Он ждал, когда Рейн позовет его для очередного дубля. Вместо этого она сказала второму режиссеру:

– Перерыв. – И взяла Кензи под руку. Он вздрогнул от ее прикосновения, но тут же почувствовал себя лучше.

– Пойдем со мной, – предложила она. – Может быть, морской ветер прочистит наши мозги.

По крайней мере она собиралась отругать его один на один, не перед всеми, и он был благодарен ей за это, хотя все еще хорохорился, готовый к защите. Бог свидетель, он старался. И Рейни должна понять это.

Они медленно шли вдоль утеса, ветер играл завитками ее волос, трепал подол тяжелой юбки. Когда они отошли достаточно далеко от съемочной площадки, она заговорила:

– По мере того как мы снимаем, ты должен открываться все больше и больше, и ты прекрасно это делаешь. Эта сцена наиболее откровенная, камера должна заглянуть тебе в душу, и без этого мы не можем двинуться дальше. Это требует от тебя многого, может быть, даже чересчур. – Она заглянула ему в глаза. – Подумай об этом. Когда будешь готов, мы снимем еще один дубль и отправим в печать те, что сняли. Если тебе так и не удастся нащупать верную ноту, черт с ним! Мы сумеем в дальнейшем сделать это при монтаже из того, что имеем. О'кей?

Он прерывисто втянул воздух. Если бы она отчитывала его, он, возможно, стал бы возражать ей, даже мог уйти с площадки – чего никогда не делал прежде. Вместо этого она проявила чуткость. Она понимала ад, захвативший его душу, через который ему предстояло пройти. Более того, она готова была принять его несостоятельность, если вдруг окажется, что он исчерпал свой ресурс. Что означало только одно – он должен сделать это, то есть вывернуть кишки перед камерой.

– Ты потрясающий режиссер, Рейни, – глухо произнес он. – Позволь мне побыть одному минут десять – пятнадцать, и попробуем снова.

Она кивнула, затем приподнялась на цыпочки и поцеловала его в щеку.

– Спасибо тебе, Кен.

Он проводил ее взглядом. Она направилась к съемочной площадке, грациозная, как викторианская леди, которая всю жизнь носила корсет и длинные юбки.
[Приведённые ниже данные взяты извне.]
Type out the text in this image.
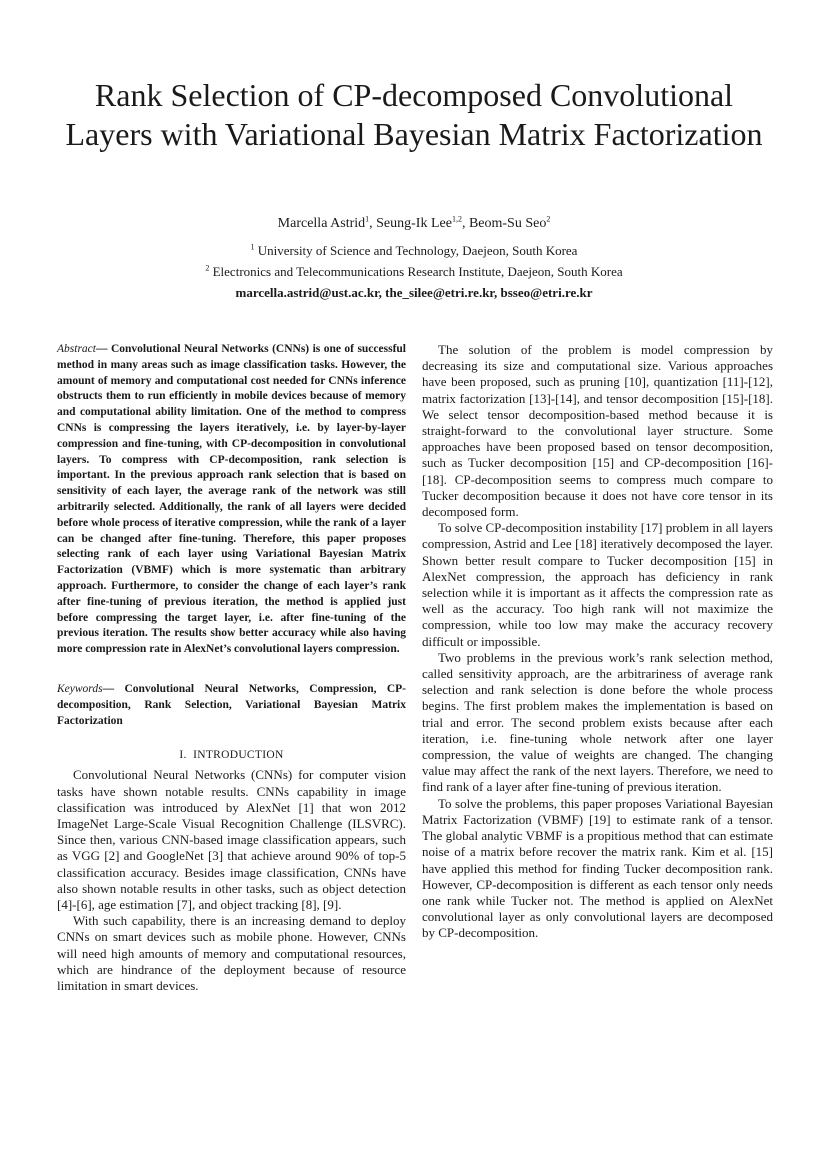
Rank Selection of CP-decomposed Convolutional Layers with Variational Bayesian Matrix Factorization
Marcella Astrid$^1$, Seung-Ik Lee$^{1,2}$, Beom-Su Seo$^2$
$^1$ University of Science and Technology, Daejeon, South Korea
$^2$ Electronics and Telecommunications Research Institute, Daejeon, South Korea
marcella.astrid@ust.ac.kr, the_silee@etri.re.kr, bsseo@etri.re.kr

Abstract— Convolutional Neural Networks (CNNs) is one of successful method in many areas such as image classification tasks. However, the amount of memory and computational cost needed for CNNs inference obstructs them to run efficiently in mobile devices because of memory and computational ability limitation. One of the method to compress CNNs is compressing the layers iteratively, i.e. by layer-by-layer compression and fine-tuning, with CP-decomposition in convolutional layers. To compress with CP-decomposition, rank selection is important. In the previous approach rank selection that is based on sensitivity of each layer, the average rank of the network was still arbitrarily selected. Additionally, the rank of all layers were decided before whole process of iterative compression, while the rank of a layer can be changed after fine-tuning. Therefore, this paper proposes selecting rank of each layer using Variational Bayesian Matrix Factorization (VBMF) which is more systematic than arbitrary approach. Furthermore, to consider the change of each layer’s rank after fine-tuning of previous iteration, the method is applied just before compressing the target layer, i.e. after fine-tuning of the previous iteration. The results show better accuracy while also having more compression rate in AlexNet’s convolutional layers compression.

Keywords— Convolutional Neural Networks, Compression, CP-decomposition, Rank Selection, Variational Bayesian Matrix Factorization

I. INTRODUCTION

Convolutional Neural Networks (CNNs) for computer vision tasks have shown notable results. CNNs capability in image classification was introduced by AlexNet [1] that won 2012 ImageNet Large-Scale Visual Recognition Challenge (ILSVRC). Since then, various CNN-based image classification appears, such as VGG [2] and GoogleNet [3] that achieve around 90% of top-5 classification accuracy. Besides image classification, CNNs have also shown notable results in other tasks, such as object detection [4]-[6], age estimation [7], and object tracking [8], [9].

With such capability, there is an increasing demand to deploy CNNs on smart devices such as mobile phone. However, CNNs will need high amounts of memory and computational resources, which are hindrance of the deployment because of resource limitation in smart devices.

The solution of the problem is model compression by decreasing its size and computational size. Various approaches have been proposed, such as pruning [10], quantization [11]-[12], matrix factorization [13]-[14], and tensor decomposition [15]-[18]. We select tensor decomposition-based method because it is straight-forward to the convolutional layer structure. Some approaches have been proposed based on tensor decomposition, such as Tucker decomposition [15] and CP-decomposition [16]-[18]. CP-decomposition seems to compress much compare to Tucker decomposition because it does not have core tensor in its decomposed form.

To solve CP-decomposition instability [17] problem in all layers compression, Astrid and Lee [18] iteratively decomposed the layer. Shown better result compare to Tucker decomposition [15] in AlexNet compression, the approach has deficiency in rank selection while it is important as it affects the compression rate as well as the accuracy. Too high rank will not maximize the compression, while too low may make the accuracy recovery difficult or impossible.

Two problems in the previous work’s rank selection method, called sensitivity approach, are the arbitrariness of average rank selection and rank selection is done before the whole process begins. The first problem makes the implementation is based on trial and error. The second problem exists because after each iteration, i.e. fine-tuning whole network after one layer compression, the value of weights are changed. The changing value may affect the rank of the next layers. Therefore, we need to find rank of a layer after fine-tuning of previous iteration.

To solve the problems, this paper proposes Variational Bayesian Matrix Factorization (VBMF) [19] to estimate rank of a tensor. The global analytic VBMF is a propitious method that can estimate noise of a matrix before recover the matrix rank. Kim et al. [15] have applied this method for finding Tucker decomposition rank. However, CP-decomposition is different as each tensor only needs one rank while Tucker not. The method is applied on AlexNet convolutional layer as only convolutional layers are decomposed by CP-decomposition.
Кензи отвернулся и пошел дальше вдоль утеса.

Она была абсолютно права, проблема заключалась в том, что ему надо было обнажить его собственные чувства и переживания. Но способен ли он приоткрыть тайники своей души? Это не означало, что тот, кто будет смотреть фильм, поймет все досконально, но для него было достаточно того, что он сам поймет, а он уже научился обходить дискомфортные зоны. Но если он не пойдет дальше, он провалит роль, а с ней и весь фильм. Характер героя потеряет достоверность. Подлинность – качество, едва уловимое, но большинство зрителей заметят, если оно будет утрачено.